The question the United States has never seriously answered is simple: what does accountability actually look like? Not apology. Not recognition. Not a monument. What does genuine reckoning — remediation of contaminated land, full funding of treaty-mandated healthcare, meaningful economic investment — actually look like in practice?

— Jerry Kien Jr., Diné

That question remains open. And the people who live inside it do not have the luxury of treating it as abstract.

📄 Primary Sources & Verifiable References

  1. U.S. National Archives — Treaty of 1868 (Treaty of Bosque Redondo), 15 Stat. 667
  2. U.S. Supreme Court — Johnson v.
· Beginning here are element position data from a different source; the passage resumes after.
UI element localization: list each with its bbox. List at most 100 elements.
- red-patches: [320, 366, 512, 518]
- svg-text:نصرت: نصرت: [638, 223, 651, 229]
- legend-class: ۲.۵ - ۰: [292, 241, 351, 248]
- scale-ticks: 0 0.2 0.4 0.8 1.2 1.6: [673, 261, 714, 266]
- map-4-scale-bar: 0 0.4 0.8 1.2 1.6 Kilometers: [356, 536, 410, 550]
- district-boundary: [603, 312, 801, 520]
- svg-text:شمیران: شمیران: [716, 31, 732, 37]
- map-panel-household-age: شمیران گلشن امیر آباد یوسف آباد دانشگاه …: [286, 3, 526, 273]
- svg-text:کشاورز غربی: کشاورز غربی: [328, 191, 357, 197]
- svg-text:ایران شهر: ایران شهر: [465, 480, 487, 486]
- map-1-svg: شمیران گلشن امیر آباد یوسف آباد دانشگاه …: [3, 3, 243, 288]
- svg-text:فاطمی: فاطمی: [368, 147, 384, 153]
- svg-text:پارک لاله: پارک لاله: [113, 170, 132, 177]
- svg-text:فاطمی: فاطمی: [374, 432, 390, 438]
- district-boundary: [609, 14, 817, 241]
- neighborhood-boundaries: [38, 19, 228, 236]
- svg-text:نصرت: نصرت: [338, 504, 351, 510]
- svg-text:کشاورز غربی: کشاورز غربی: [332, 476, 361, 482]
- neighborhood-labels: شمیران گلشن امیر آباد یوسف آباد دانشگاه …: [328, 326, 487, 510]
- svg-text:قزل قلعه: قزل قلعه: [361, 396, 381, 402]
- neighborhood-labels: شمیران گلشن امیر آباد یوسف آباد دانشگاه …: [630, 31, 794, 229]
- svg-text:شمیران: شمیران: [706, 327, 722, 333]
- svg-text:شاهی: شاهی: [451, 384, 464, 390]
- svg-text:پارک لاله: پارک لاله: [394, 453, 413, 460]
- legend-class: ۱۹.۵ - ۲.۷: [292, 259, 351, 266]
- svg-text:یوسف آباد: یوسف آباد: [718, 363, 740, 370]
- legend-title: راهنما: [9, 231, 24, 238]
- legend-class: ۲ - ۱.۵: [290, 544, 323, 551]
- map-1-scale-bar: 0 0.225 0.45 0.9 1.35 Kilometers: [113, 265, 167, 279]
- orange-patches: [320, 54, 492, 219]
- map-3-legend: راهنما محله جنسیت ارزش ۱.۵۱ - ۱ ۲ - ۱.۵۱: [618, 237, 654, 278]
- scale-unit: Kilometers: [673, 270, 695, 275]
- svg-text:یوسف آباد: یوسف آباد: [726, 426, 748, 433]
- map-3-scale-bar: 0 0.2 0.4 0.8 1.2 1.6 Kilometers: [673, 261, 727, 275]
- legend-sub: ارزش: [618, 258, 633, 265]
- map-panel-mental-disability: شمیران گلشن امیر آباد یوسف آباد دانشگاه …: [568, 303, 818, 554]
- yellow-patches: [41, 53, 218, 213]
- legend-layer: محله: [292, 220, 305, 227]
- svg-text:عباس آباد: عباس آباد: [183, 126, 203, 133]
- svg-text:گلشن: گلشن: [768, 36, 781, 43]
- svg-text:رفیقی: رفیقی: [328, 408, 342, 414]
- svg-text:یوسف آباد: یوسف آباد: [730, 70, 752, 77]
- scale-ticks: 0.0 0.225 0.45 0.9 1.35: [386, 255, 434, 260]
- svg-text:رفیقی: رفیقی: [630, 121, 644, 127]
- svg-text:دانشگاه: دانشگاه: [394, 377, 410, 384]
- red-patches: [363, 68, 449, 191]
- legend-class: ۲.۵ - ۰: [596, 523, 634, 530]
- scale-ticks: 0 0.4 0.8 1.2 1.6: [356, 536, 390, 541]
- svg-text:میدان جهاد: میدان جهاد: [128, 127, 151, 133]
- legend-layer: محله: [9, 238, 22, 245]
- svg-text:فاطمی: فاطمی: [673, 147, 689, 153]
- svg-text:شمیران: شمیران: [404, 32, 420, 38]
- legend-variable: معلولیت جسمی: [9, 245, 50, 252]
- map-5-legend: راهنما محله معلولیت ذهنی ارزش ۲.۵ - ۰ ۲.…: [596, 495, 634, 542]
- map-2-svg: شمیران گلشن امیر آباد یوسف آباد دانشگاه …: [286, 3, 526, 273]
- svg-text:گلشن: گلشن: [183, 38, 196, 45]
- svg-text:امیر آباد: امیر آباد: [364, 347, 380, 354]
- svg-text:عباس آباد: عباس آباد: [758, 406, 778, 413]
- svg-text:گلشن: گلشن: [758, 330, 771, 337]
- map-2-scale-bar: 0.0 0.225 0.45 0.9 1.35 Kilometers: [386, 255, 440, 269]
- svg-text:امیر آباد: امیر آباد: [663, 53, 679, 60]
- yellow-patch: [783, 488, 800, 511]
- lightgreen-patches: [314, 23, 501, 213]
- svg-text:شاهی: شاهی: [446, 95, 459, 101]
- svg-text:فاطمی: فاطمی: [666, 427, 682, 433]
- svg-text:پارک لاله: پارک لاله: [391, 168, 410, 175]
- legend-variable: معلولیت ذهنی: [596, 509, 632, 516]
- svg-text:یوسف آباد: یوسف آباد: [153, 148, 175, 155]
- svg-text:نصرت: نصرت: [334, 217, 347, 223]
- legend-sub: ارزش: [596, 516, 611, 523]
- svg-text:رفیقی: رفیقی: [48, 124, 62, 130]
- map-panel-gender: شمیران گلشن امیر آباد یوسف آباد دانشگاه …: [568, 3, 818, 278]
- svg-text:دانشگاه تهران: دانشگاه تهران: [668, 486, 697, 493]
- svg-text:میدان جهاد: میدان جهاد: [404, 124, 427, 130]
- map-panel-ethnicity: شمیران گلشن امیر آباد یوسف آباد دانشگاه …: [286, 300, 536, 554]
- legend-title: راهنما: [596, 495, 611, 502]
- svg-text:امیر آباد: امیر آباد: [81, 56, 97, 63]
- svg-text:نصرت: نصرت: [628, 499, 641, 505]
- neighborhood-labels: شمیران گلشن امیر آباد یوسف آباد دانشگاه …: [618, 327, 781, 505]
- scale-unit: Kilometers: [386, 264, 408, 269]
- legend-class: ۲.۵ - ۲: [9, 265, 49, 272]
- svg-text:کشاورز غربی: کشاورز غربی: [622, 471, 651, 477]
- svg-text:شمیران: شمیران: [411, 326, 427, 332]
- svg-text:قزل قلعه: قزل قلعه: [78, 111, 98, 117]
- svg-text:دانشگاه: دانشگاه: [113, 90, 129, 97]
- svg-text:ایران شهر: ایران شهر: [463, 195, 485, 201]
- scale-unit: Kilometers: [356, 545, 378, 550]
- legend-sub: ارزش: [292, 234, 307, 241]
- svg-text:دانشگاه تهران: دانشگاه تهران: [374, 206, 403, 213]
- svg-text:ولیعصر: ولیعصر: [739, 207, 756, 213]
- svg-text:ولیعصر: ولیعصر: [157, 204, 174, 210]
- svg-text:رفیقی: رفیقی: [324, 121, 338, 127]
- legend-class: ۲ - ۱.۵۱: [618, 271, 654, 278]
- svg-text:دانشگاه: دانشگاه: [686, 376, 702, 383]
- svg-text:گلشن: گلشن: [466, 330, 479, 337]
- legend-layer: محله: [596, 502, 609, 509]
M'Intosh, 21 U.S. 543 (1823)
  3. U.S. Environmental Protection Agency — Navajo Abandoned Mine Lands Program reports (ongoing through 2024)
  4. U.S. Department of the Interior — Federal Indian Boarding School Initiative Investigative Report (May 2022)
  5. Indian Health Service — Navajo Area health statistics (2020–2023)
  6. U.S. Census Bureau — 2020 American Community Survey, Navajo Nation data
  7. National Cancer Institute — "Mortality Among Navajo Uranium Miners," American Journal of Public Health (1990)
  8. Radiation Exposure Compensation Act, 42 U.S.C. § 2210 (1990, amended 2000)
  9. CDC National Center for Health Statistics — Suicide Rates by Race/Ethnicity (2022)
  10. Yehuda, R. et al. — "Holocaust Exposure Induced Intergenerational Effects on FKBP5 Methylation," Biological Psychiatry (2016)
  11. VA National Center for PTSD — PTSD in American Indian and Alaska Native Populations (2023)
  12. Smithsonian National Museum of the American Indian — pre-contact population records
  13. Bailey, Lynn R. — The Long Walk: A History of the Navajo Wars, 1846–68. Westernlore Press, 1964
  14. Navajo Nation Historic Preservation Department — oral history records and Long Walk documentation
  15. Congressional Gold Medal Award to Navajo Code Talkers — Public Law 106-554 (2000)

Hózhó Nahasdlíí' — Beauty Is Restored

This article was written in the spirit of honest witness — so that the record does not disappear into silence. The Diné are still here. Their story belongs in the record, told in their own words, on their own terms.